Over time, Pompeo wrote his memoirs entitled Never Give an Inch , where he recounts the conversations with Ebrard as a representative of the Mexican State, from which it can be deduced that the Federal Government gave in to pressure, and only obtained permission to present in a distorted way what really happened, to present as a victory what was an unworthy defeat. Referring, years later, to those events, Trump mockingly stated “I have never seen anyone bend so quickly” in clear reference to the Obrador Government. Neither Trump nor Pompeo were contradicted and the shameful silence of Obrador and Ebrard incriminates them. In other words, they pretended to defend sovereignty, when they were sacrificing it. The facts refuted Obrador’s “patriotic” speech. The entire national territory was turned into an immigration detention station; We went from 800,000 migrants detained during the previous Peña Nieto administration to more than 2,000,000 under Obrador, an increase of 120%; the newly created National Guard became an extension of the US Border Patrol, and the southern border at the Rio Bravo was moved to the Usumacinta River in Chiapas, the southern border of Mexico; we experienced dramas such as the murder of migrants at the Ciudad Juárez Immigration Station, and Mexican agents beating children, kicking pregnant women, dividing families, violating human rights; they violated the right to freedom of movement contemplated in the Constitution to make way for illegal detentions on highways, bus stations; raids everywhere. The first social democratic government of MORENA was therefore the most anti-immigrant in the history of the country.

Another case to consider is the renegotiation that transformed NAFTA into T-MEC. There were several months left before the end of Peña Nieto's six-year term, and in an unprecedented event, the Trump Administration called the elected government and not the one in office, that is, Obrador, to the rounds of renegotiation of NAFTA that had begun on January 1, 1994. That trade agreement, which in general terms brought profits to all the monopolies of North America, however had some points that allowed components of Chinese origin to flood the North American automotive industry through Mexico, which required protectionist measures from Trump. In general, the renegotiation took the profile of orienting the economy and trade of the US, Canada and Mexico towards the clash with China, within the framework of the inter-imperialist antagonisms between the US and China. But of course, what benefits the monopolies does not benefit the workers, the people, or sovereignty.

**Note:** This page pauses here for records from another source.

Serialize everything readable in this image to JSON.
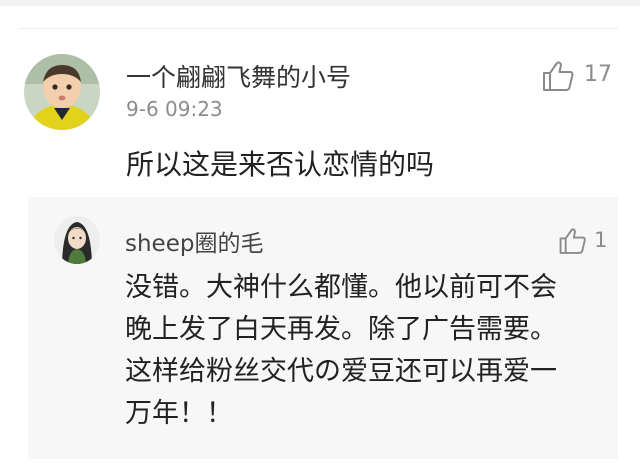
{
  "comment": {
    "username": "一个翩翩飞舞的小号",
    "timestamp": "9-6 09:23",
    "like_count": "17",
    "text": "所以这是来否认恋情的吗"
  },
  "reply": {
    "username": "sheep圈的毛",
    "like_count": "1",
    "lines": [
      "没错。大神什么都懂。他以前可不会",
      "晚上发了白天再发。除了广告需要。",
      "这样给粉丝交代の爱豆还可以再爱一",
      "万年！！"
    ]
  },
  "icons": {
    "like": "thumbs-up-icon"
  },
  "colors": {
    "primary_text": "#222222",
    "secondary_text": "#8c8c8c",
    "reply_background": "#f7f7f7"
  }
}
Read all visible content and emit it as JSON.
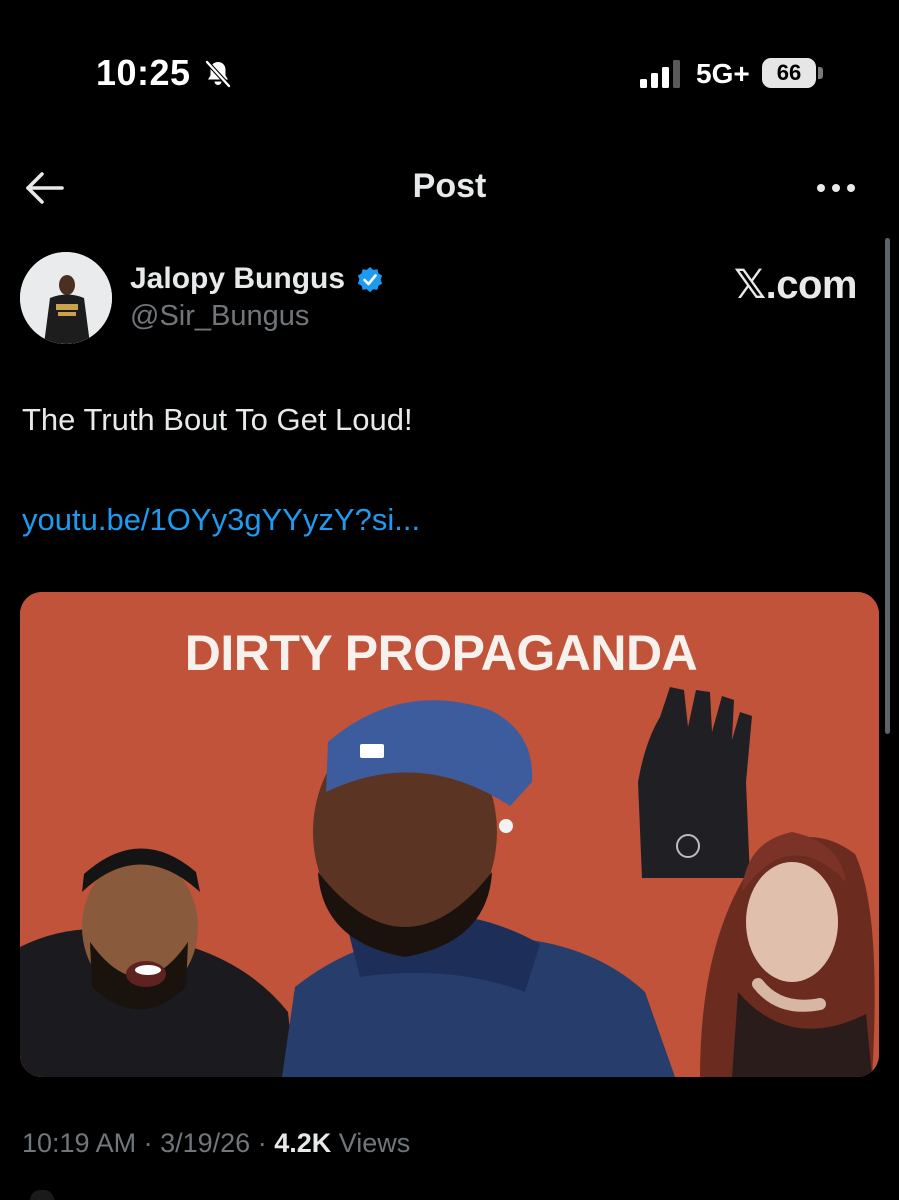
{
  "status_bar": {
    "time": "10:25",
    "network": "5G+",
    "battery": "66",
    "icons": [
      "bell-slash-icon",
      "cellular-signal-icon",
      "battery-icon"
    ]
  },
  "header": {
    "title": "Post",
    "back_icon": "arrow-left-icon",
    "more_icon": "more-horizontal-icon"
  },
  "post": {
    "author": {
      "name": "Jalopy Bungus",
      "handle": "@Sir_Bungus",
      "verified": true,
      "verified_icon": "verified-badge-icon"
    },
    "source_label": "𝕏.com",
    "text": "The Truth Bout To Get Loud!",
    "link": "youtu.be/1OYy3gYYyzY?si...",
    "media": {
      "headline": "DIRTY PROPAGANDA",
      "background_color": "#c0533a"
    },
    "meta": {
      "time": "10:19 AM",
      "date": "3/19/26",
      "views_count": "4.2K",
      "views_label": "Views"
    }
  },
  "colors": {
    "background": "#000000",
    "primary_text": "#e7e9ea",
    "secondary_text": "#71767b",
    "link": "#1d9bf0",
    "verified": "#1d9bf0"
  }
}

There is no room for sovereignty within the framework of the USMCA, and this is confirmed these days by the agrarian chapter that led to the failure of food sovereignty, and there we have the case of corn. Breaking with the USMCA is the way to conquer Mexico's sovereignty, and that is something that the bourgeoisie will not do, no matter how much nationalist demagogy it expresses.

No American government, Democrat or Republican, is right. They have been the ones who have promoted drug crops in Mexico and other countries, who have formed several of the cartels. Today the Mexican drug cartels have their counterparts in the US, without these companies their business would not be successful. It is also true that MORENA, like the PRI and PAN before them, has done little to combat drug trafficking. Capitalism and drug trafficking go hand in hand, and the end of drug trafficking is associated with the end of capitalist society. Trump's use of this threat has little to do with a sincere concern to combat this serious problem. But a part of the Mexican bourgeoisie is using Trump's position to clash with social democracy, and as in other cases, we must not let ourselves be trapped by these inter-bourgeois antagonisms, but fight for deep, radical changes led by the workers.